L'applicabilité étendue de la télévision au-delà d'un médium de radiodiffusion, ainsi que les opérations télévisuelles dans le domaine de la surveillance et du contrôle auront un impact durable après la guerre. Au printemps 1946, le RCA Laboratories News, un magazine interne de l'entreprise destiné aux employé·e·s, contient un article sur la télévision qui révèle une partie des recherches secrètes menées pendant la guerre. En même temps que l'article rend hommage aux réalisations militaires de RCA, il aborde également les "applications possibles en temps de paix" de ces systèmes de télévision. L'éditeur prévoit que ces systèmes militaires intégreraient facilement les espaces industriels (RCA Laboratories News, février-avril 1946).

Le transfert prévu du contexte militaire au contexte civil s'est réalisé au cours des années 1950, lorsque les applications télévisuelles "utilitaires" deviennent un domaine en forte expansion. Promues sous le label de la télévision industrielle ou "télévision en circuit fermé" (CCTV), ces applications sont basées sur des équipements de télévision de taille réduite et de qualité limitée, conçues comme un dispositif autonome, et le plus souvent décrites en termes élogieux :

Les possibilités d’emploi de la télévision industrielle moderne sont pratiquement illimitées. [La télévision industrielle] devient de jour en jour plus importante (Journal d'Yverdon, 5 novembre 1955).

Pendant une période courte mais féconde de son histoire, la CCTV semblait offrir de multiples applications et ouvrir un nombre presque infini d'utilisations : elle était considérée comme un médium véritablement universel. Installée dans les usines et les centrales nucléaires, dans les hôpitaux et les écoles, sa flexibilité et son adaptabilité promettaient un dispositif extrêmement polyvalent - et universellement utilisable.

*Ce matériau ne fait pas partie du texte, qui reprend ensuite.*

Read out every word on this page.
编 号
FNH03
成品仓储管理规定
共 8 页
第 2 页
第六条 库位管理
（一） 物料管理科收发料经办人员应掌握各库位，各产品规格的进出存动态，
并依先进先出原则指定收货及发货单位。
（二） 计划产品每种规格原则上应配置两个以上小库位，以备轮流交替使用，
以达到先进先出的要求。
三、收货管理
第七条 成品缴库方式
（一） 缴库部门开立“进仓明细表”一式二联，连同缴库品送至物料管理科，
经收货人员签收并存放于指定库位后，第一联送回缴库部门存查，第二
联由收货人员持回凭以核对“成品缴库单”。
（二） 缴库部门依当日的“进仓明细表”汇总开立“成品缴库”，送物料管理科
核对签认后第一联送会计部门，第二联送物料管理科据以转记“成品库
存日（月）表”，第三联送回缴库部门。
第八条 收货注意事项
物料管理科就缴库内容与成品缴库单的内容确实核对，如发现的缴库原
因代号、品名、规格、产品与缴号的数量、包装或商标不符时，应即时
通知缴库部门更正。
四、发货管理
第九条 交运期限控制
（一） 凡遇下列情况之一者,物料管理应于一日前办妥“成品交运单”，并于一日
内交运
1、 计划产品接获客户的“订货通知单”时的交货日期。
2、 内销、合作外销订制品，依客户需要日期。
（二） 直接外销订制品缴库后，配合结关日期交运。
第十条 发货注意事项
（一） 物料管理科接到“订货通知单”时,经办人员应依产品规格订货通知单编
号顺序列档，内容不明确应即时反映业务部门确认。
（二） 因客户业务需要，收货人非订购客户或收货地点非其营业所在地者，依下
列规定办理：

Cette importance historique du dispositif industriel de la télévision, soulignée dans de nombreuses sources, est mise à jour par les études de cas réunis sur dronetv.lu, qui éclaircissent d'un jour nouveau l'histoire d'un médium pas si familier. Englobant des utilisations allant de la surveillance du trafic aérien à la vidéoconférence, elles témoignent de l'adaptabilité et de la flexibilité de la CCTV qui a depuis longtemps intégré notre quotidien.